Os paradoxos das
desigualdades sociais
Paulo Haddad
As relações entre o processo de crescimento econômico e o processo de
distribuição da renda e da riqueza ao longo do tempo são de natureza paradoxal.
No Brasil, houve diversos períodos históricos em que essas relações se
manifestaram através de configurações bastante diferenciadas das quais puderam
ser extraídas muitas lições e paradigmas.
No início dos anos 1970, como resultado das reformas de base, concebidas
e implementadas na gestão econômica Campos-Bulhões (reformas econômicas e
institucionais), o país vivenciou praticamente uma década de crescimento
econômico acelerado (com taxas superiores à da China no século XXI), mas
igualmente de profunda concentração da renda que era gerada. Os frutos do
crescimento se concentraram de forma generalizada entre indivíduos, famílias e
grupos sociais heterogêneos, assim como entre Estados e Regiões.
A grande lição desse período histórico é a de que a compatibilidade
entre o crescimento econômico e o desenvolvimento social não se processa
espontaneamente pelas forças dos mercados. O desenvolvimento social não se
apresentou como um subproduto cronológico do crescimento econômico, pois os
efeitos genuínos do crescimento econômico estão estruturalmente vinculados aos
imperativos da acumulação e à lógica da diferenciação social.
Para atenuar essas mazelas, na elaboração da Constituição de 1988 deu-se
particular ênfase política à formulação dos direitos sociais do cidadão
brasileiro, muitos dos quais se desdobraram nas conhecidas políticas sociais
compensatórias que foram implementadas a partir dos anos 1990 e consolidadas
nos primeiros anos do atual século. Os resultados foram surpreendentemente
positivos: reduziram-se de forma expressiva os números de brasileiros pobres e
miseráveis. Uma redução que se deve também à introdução da dimensão
distributiva em outras políticas públicas (política salarial, subsídios e
incentivos fiscais, promoção da agricultura familiar, etc.).

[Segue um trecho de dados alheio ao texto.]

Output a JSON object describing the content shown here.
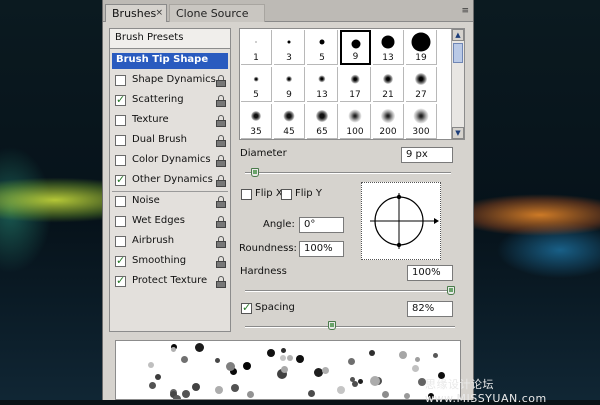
{
  "tabs": [
    {
      "label": "Brushes"
    },
    {
      "label": "Clone Source"
    }
  ],
  "tab_close_glyph": "×",
  "panel_menu_glyph": "≡",
  "sidebar": {
    "header": "Brush Presets",
    "selected": "Brush Tip Shape",
    "items": [
      {
        "label": "Shape Dynamics",
        "checked": false
      },
      {
        "label": "Scattering",
        "checked": true
      },
      {
        "label": "Texture",
        "checked": false
      },
      {
        "label": "Dual Brush",
        "checked": false
      },
      {
        "label": "Color Dynamics",
        "checked": false
      },
      {
        "label": "Other Dynamics",
        "checked": true
      },
      {
        "label": "Noise",
        "checked": false
      },
      {
        "label": "Wet Edges",
        "checked": false
      },
      {
        "label": "Airbrush",
        "checked": false
      },
      {
        "label": "Smoothing",
        "checked": true
      },
      {
        "label": "Protect Texture",
        "checked": true
      }
    ]
  },
  "presets": {
    "rows": [
      [
        "1",
        "3",
        "5",
        "9",
        "13",
        "19"
      ],
      [
        "5",
        "9",
        "13",
        "17",
        "21",
        "27"
      ],
      [
        "35",
        "45",
        "65",
        "100",
        "200",
        "300"
      ]
    ],
    "selected": "9"
  },
  "diameter": {
    "label": "Diameter",
    "value": "9 px",
    "slider_fraction": 0.03
  },
  "flip_x": {
    "label": "Flip X",
    "checked": false
  },
  "flip_y": {
    "label": "Flip Y",
    "checked": false
  },
  "angle": {
    "label": "Angle:",
    "value": "0°"
  },
  "roundness": {
    "label": "Roundness:",
    "value": "100%"
  },
  "hardness": {
    "label": "Hardness",
    "value": "100%",
    "slider_fraction": 1.0
  },
  "spacing": {
    "label": "Spacing",
    "value": "82%",
    "checked": true,
    "slider_fraction": 0.41
  },
  "watermark": "思缘设计论坛 www.MISSYUAN.com",
  "colors": {
    "selected_row": "#2a5bbf",
    "panel": "#d6d3ce",
    "check": "#2a7a2a"
  }
}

Assim, aprendemos que a desigualdade não tende a tornar-se
necessariamente mais aguda quanto mais rápida seja a expansão econômica. A
partir de uma ideologia política igualitária é mais flexível para o poder
público manipular parcela expressiva do excedente econômico para favorecer
soluções para os problemas econômicos e sociais dos segmentos mais pobres da
população.
Para compreender a questão crucial das desigualdades, é preciso examinar
todos os aspectos da sociedade, em sua realidade atual e como evoluíram ao
longo do tempo. Não se pode segmentar e isolar um objetivo de desenvolvimento
da sociedade e buscar instrumentos econômicos e mecanismos institucionais para
atingi-lo, sem considerar a sua interdependência com os demais objetivos. Veja,
por exemplo, a experiência de ajuste fiscal dos últimos anos.
Apesar da redução da pobreza e da miséria no Brasil a partir de 1990, o
nosso país ainda se destaca pela intensa concentração de renda. O grupo formado
pelos 10 por cento mais ricos recebe 68 vezes o que recebe os 10 por cento mais
pobres. Essa relação é extremamente superior à do Japão (4,23) à da França
(9,1), à dos EE.UU. (15,57), etc. Ora, o ajuste fiscal que vem sendo adotado,
ao elevar a taxa de juros, ao aumentar o desemprego e ao reduzir a capacidade
de financiamento das políticas sociais compensatórias torna-se implicitamente
uma política pública que aumenta as desigualdades.